Thamrin Sonata bukukan ‘Kemerdekaan’ Provinsi Banten


PEMALANG (wartapantura) - Thamrin Sonata (51) yang lama menghilang dari kampung halamannya ternyata sejak bulan Juni lalu ‘bersembunyi’ di Banten. Penulis buku ‘Tragedi Semanggi’ dan sejumlah buku laris itu bukan ingin mencari ‘ngelmu’ pada sesepuh atawa jawara. Melainkan dalam rangka penulisan buku memoar berdirinya Provinsi Banten. Dan tentunya dia harus berurusan dengan para tokoh, utamanya Drs H Aceng Ishaq, sang deklarator. Buku tentang memoar Banten itu sendiri menurut Thamrin bakal tersaji dengan kata pengantar Gubernur Hj Ratu Atut Chosiyah, SE. “Sejak dua bulan lalu saya mondar-mandir ke Pandeglang dan sekitarnya untuk ngumpulin data,” tutur seniman itu di sanggarnya Gang Dahlia, Pekunden, Pemalang, Senin (07/9) malam lalu.
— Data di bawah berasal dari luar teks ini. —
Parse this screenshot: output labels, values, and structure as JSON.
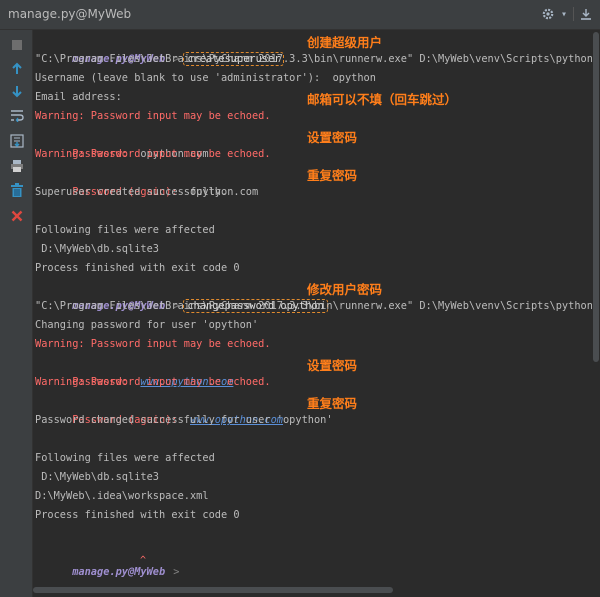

Untuk mendapatklan data bahan penulisan itu dia harus telusupan kian kemari disamping melakukan survey lapangan dan wawancara sejumlah nara sumber. Lalu mantan wartawan yang merantau ke ibu kota sejak tahun 80-an itu juga ngubek-ubek file di perpustakaan dan melototin layar internet lantaran sejarah berdirinya provinsi ke 30 tersebut juga beredar luas di dunia maya.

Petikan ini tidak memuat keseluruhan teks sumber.